As he drove me back to my hotel, Neeson spoke lovingly of his wife, actress Natasha Richardson (who, in 2009, would pass away from a head injury sustained in a skiing accident), of the poetry to be found in a marriage, of the capabilities of strong women, of his three brilliant sisters and his steadfast mother, and of the long tradition of generations of women compromising for men who don’t deserve it. By the time I got out of the car, my would-be boyfriend was toast.
Neeson has been acting since age 11, when he accepted a part in a school play to impress a girl back in his native Northern Ireland, and he has always baked compassion and attention into everything he does, from performances to personal relationships to parenting. He was raised to believe that everybody mattered and that making things right was well worth the effort. On top of that, he says, “there was a war going on where I lived for 30 years.” As a result, Neeson is not a person who half-steps or shrugs or takes any kindness for granted.
JOHN RUSSO
Tall, with hands as big as bread loaves and a gravel-bed brogue of a voice, Neeson could enter any space and make others uncomfortable for sport. Instead, he does the opposite.
He strives to create solace in his orbit, to embrace, to help — holdovers from his modest, working-class roots, where getting by required ceaseless effort without complaint.
It’s little surprise that, over the decades, Neeson has played every variety of father figure on offer: all men who do their level best to stand up and lead as they reckon with their onerous, flawed humanity.
There was Holocaust hero Oskar Schindler; Scottish folk hero Rob Roy; the tormented and tenderhearted Jean Valjean of Victor Hugo’s Les Misérables; and Jedi Master Qui-Gon Jinn (the first Jedi in the Star Wars universe to manifest consciousness after death). Neeson has even voiced the animated lion in The Chronicles of Narnia series, playing no less a paternal figure than God himself. He has also portrayed Zeus (Clash of the Titans, 2010).
And then there’s Taken — the revenge thriller in which Neeson becomes a stand-in for all righteous-warrior dads who’ve ever fantasized about doling out justice on behalf of their wronged daughters and wives.
It’s a film turned franchise that, thanks to Neeson’s committed, elevated performance, lifted what could have been a standard B-movie run-and-gun to the action-film canon and gave birth to a whole fresh genre of geri-action movies — a development that tickles Neeson no end.

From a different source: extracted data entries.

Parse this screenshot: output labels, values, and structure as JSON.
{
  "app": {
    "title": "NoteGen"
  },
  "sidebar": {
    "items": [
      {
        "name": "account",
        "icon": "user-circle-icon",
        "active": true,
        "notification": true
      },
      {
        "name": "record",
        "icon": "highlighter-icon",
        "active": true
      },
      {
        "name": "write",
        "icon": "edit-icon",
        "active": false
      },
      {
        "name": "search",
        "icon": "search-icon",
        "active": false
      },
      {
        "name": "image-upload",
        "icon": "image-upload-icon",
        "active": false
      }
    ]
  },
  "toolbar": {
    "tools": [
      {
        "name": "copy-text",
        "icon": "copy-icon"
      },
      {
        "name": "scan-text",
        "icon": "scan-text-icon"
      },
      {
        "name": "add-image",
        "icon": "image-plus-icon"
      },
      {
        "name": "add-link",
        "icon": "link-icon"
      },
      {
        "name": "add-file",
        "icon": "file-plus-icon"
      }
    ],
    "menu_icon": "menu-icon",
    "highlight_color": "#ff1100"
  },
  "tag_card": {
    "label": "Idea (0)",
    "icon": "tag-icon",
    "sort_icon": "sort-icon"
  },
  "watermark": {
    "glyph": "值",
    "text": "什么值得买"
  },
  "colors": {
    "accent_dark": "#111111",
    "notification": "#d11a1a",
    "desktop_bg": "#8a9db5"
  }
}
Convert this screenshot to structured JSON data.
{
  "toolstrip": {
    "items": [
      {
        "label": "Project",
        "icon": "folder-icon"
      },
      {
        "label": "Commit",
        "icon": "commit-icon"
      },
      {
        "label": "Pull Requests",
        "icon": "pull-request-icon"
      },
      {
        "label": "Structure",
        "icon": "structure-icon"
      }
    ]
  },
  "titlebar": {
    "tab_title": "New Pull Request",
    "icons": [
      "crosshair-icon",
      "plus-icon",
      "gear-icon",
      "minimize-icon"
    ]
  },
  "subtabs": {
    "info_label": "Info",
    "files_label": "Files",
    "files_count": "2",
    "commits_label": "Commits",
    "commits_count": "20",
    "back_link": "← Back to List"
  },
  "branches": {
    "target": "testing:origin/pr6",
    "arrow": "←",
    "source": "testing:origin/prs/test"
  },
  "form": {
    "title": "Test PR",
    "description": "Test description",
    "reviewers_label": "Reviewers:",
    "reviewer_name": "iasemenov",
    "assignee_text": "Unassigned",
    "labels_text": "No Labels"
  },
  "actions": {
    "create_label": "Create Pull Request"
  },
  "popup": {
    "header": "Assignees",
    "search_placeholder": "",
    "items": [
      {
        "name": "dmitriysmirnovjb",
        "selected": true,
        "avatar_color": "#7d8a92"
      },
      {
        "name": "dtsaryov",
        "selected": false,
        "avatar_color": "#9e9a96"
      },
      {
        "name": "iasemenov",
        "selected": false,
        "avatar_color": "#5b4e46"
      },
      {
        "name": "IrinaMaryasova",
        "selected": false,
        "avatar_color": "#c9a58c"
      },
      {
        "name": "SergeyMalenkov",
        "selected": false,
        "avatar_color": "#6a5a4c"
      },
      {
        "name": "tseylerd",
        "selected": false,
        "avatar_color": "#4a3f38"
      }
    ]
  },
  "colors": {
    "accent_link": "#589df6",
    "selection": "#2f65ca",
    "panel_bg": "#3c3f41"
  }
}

“If I’m sent an action script,” he tells me, “I’ll say to my agent, ‘There’s seven fight scenes. I kill a bunch of guys that need to be killed. Do the producers know my age?’ ”
Which is not to suggest that Neeson intends to retire. When you come from a place where strife is the norm, where circumstances remind you every day that life is cruel and random, you don’t quit when you’re ahead, even if you are entering your 70s.
His brush with death in 2000 — after a hellish motorcycle accident that broke his pelvis and had doctors not expecting him to last the night — only reinforced what Neeson has always known: You seize the day, and you do it with the awareness that you are less special than lucky.